Four years ago, Mali (not her real name) was a 30-year-old mother of two children, ages 11 and seven, and a drug addict. She was living on the streets of Jerusalem, after her landlord evicted her because she couldn't pay the rent. The social services department in charge of her case had informed her that if she did not get into, and stay in, a drug detoxification and rehabilitation program, they would have no choice other than to take her seven-year-old daughter away from her. Mali threatened to kill herself. She said at the time, "In my worst moments, I always think about her. She is the reason I stay alive and try to rescue myself. If they take her from me, what will keep me alive?" Zippi (not her real name) was Mali's social worker. Speaking with Mali's permission, due to professional confidentiality, she said at the time that this was precisely the reason that Mali was about to lose her child. "A child is not a reason to stay alive. A child has a life and the right to exist in his or her own right, not as a tool to obtain advantages or a point to one's life," Zippi said. She then added, "Time and time again, Mali has promised that she is clean and then we found out that she is still taking drugs." Mali saw things differently. "I have tried very hard to get out of this situation.
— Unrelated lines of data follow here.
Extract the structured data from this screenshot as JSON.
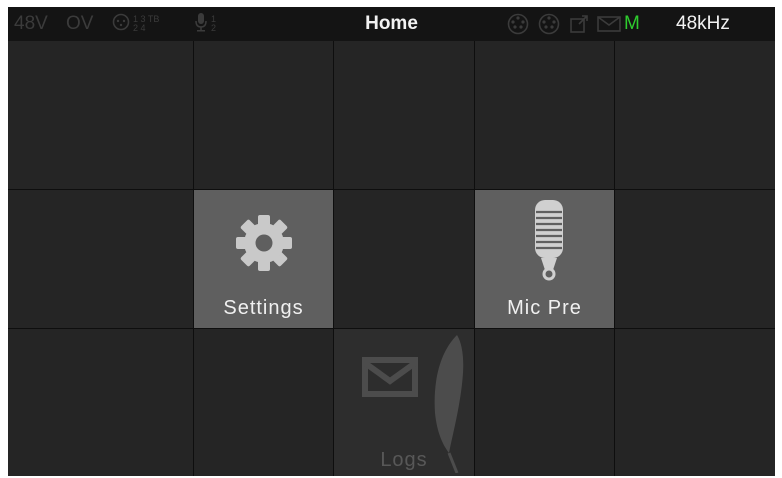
{
  "status_bar": {
    "phantom_power": "48V",
    "overvoltage": "OV",
    "input_digits_top": "1 3 TB",
    "input_digits_bottom": "2 4",
    "mic_digits_top": "1",
    "mic_digits_bottom": "2",
    "title": "Home",
    "mode_indicator": "M",
    "sample_rate": "48kHz",
    "colors": {
      "active_text": "#f2f2f2",
      "dim_text": "#3b3b3b",
      "mode_green": "#2ecc2e"
    }
  },
  "tiles": {
    "settings_label": "Settings",
    "mic_pre_label": "Mic Pre",
    "logs_label": "Logs"
  }
}
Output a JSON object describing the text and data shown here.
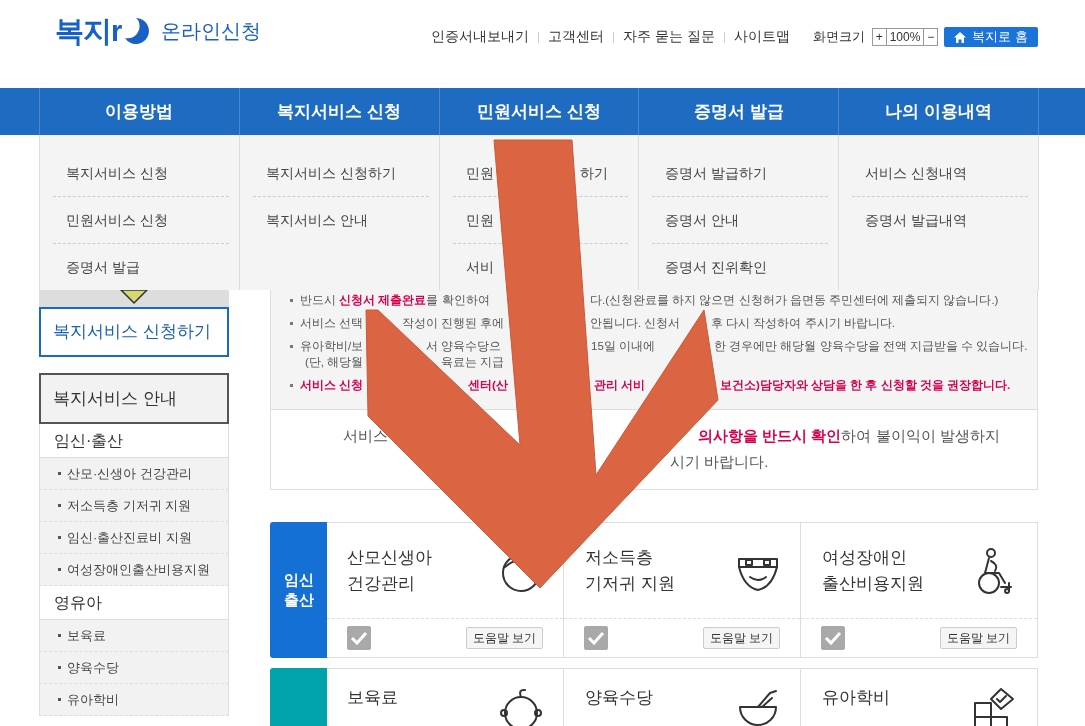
{
  "header": {
    "logo": "복지r",
    "subtitle": "온라인신청",
    "links": [
      "인증서내보내기",
      "고객센터",
      "자주 묻는 질문",
      "사이트맵"
    ],
    "zoom_label": "화면크기",
    "zoom_in": "+",
    "zoom_value": "100%",
    "zoom_out": "−",
    "home": "복지로 홈"
  },
  "nav": [
    {
      "label": "이용방법",
      "items": [
        [
          "복지서비스 신청"
        ],
        [
          "민원서비스 신청"
        ],
        [
          "증명서 발급"
        ]
      ]
    },
    {
      "label": "복지서비스 신청",
      "items": [
        [
          "복지서비스 신청하기"
        ],
        [
          "복지서비스 안내"
        ]
      ]
    },
    {
      "label": "민원서비스 신청",
      "items": [
        [
          "민원",
          "하기"
        ],
        [
          "민원"
        ],
        [
          "서비"
        ]
      ]
    },
    {
      "label": "증명서 발급",
      "items": [
        [
          "증명서 발급하기"
        ],
        [
          "증명서 안내"
        ],
        [
          "증명서 진위확인"
        ]
      ]
    },
    {
      "label": "나의 이용내역",
      "items": [
        [
          "서비스 신청내역"
        ],
        [
          "증명서 발급내역"
        ]
      ]
    }
  ],
  "sidebar": {
    "apply": "복지서비스 신청하기",
    "guide": "복지서비스 안내",
    "categories": [
      {
        "title": "임신·출산",
        "items": [
          "산모·신생아 건강관리",
          "저소득층 기저귀 지원",
          "임신·출산진료비 지원",
          "여성장애인출산비용지원"
        ]
      },
      {
        "title": "영유아",
        "items": [
          "보육료",
          "양육수당",
          "유아학비"
        ]
      }
    ]
  },
  "notice": {
    "lines": [
      {
        "bullet": true,
        "emphasis": false,
        "parts": [
          "반드시 **신청서 제출완료**를 확인하여",
          "다.(신청완료를 하지 않으면 신청허가 읍면동 주민센터에 제출되지 않습니다.)"
        ]
      },
      {
        "bullet": true,
        "emphasis": false,
        "parts": [
          "서비스 선택",
          "작성이 진행된 후에",
          "안됩니다. 신청서",
          "후 다시 작성하여 주시기 바랍니다."
        ]
      },
      {
        "bullet": true,
        "emphasis": false,
        "parts": [
          "유아학비/보",
          "서 양육수당으",
          "15일 이내에",
          "한 경우에만 해당월 양육수당을 전액 지급받을 수 있습니다."
        ]
      },
      {
        "bullet": false,
        "emphasis": false,
        "parts": [
          "(단, 해당월",
          "육료는 지급"
        ]
      },
      {
        "bullet": true,
        "emphasis": true,
        "parts": [
          "서비스 신청",
          "센터(산",
          "관리 서비",
          "보건소)담당자와 상담을 한 후 신청할 것을 권장합니다."
        ]
      }
    ],
    "box_lines": [
      [
        "서비스",
        "**의사항을 반드시 확인**하여 불이익이 발생하지"
      ],
      [
        "시기 바랍니다."
      ]
    ]
  },
  "services": [
    {
      "category": [
        "임신",
        "출산"
      ],
      "color": "#1570d5",
      "cards": [
        {
          "title": [
            "산모신생아",
            "건강관리"
          ],
          "checked": true,
          "help": "도움말 보기"
        },
        {
          "title": [
            "저소득층",
            "기저귀 지원"
          ],
          "checked": true,
          "help": "도움말 보기"
        },
        {
          "title": [
            "여성장애인",
            "출산비용지원"
          ],
          "checked": true,
          "help": "도움말 보기"
        }
      ]
    },
    {
      "color": "#00a3a9",
      "cards": [
        {
          "title": [
            "보육료"
          ]
        },
        {
          "title": [
            "양육수당"
          ]
        },
        {
          "title": [
            "유아학비"
          ]
        }
      ]
    }
  ],
  "overlay": {
    "kind": "arrow"
  }
}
But I can't do it without help. I need some help, with the rent, with my rehabilitation program, with my child - they expect me to help myself by myself, and of course I fail," she cried. "And then they will take my little girl. I will never let them take her from me. I'd rather die." In the end, Mali's little girl was sent to a foster family for nearly a year. Mali was permitted supervised visits, and, with the help of therapy and devoted social workers, she was able to successfully complete a detoxification and rehabilitation program. The child was returned to her mother and placed in an extended day program to make things easier for both of them. The boy was sent to a boarding school. At the time, Mali was in no position to oppose the social workers. Today, Mali is still struggling, but she remains drug-free and holds a low-level job. Supported by social services, she cares for her daughter. But she has little contact with her son, who remains angrily estranged from his mother. "It still hurts," Mali says about her son. "It will always hurt. But I guess as adults, we pay for the mistakes we make in our lives."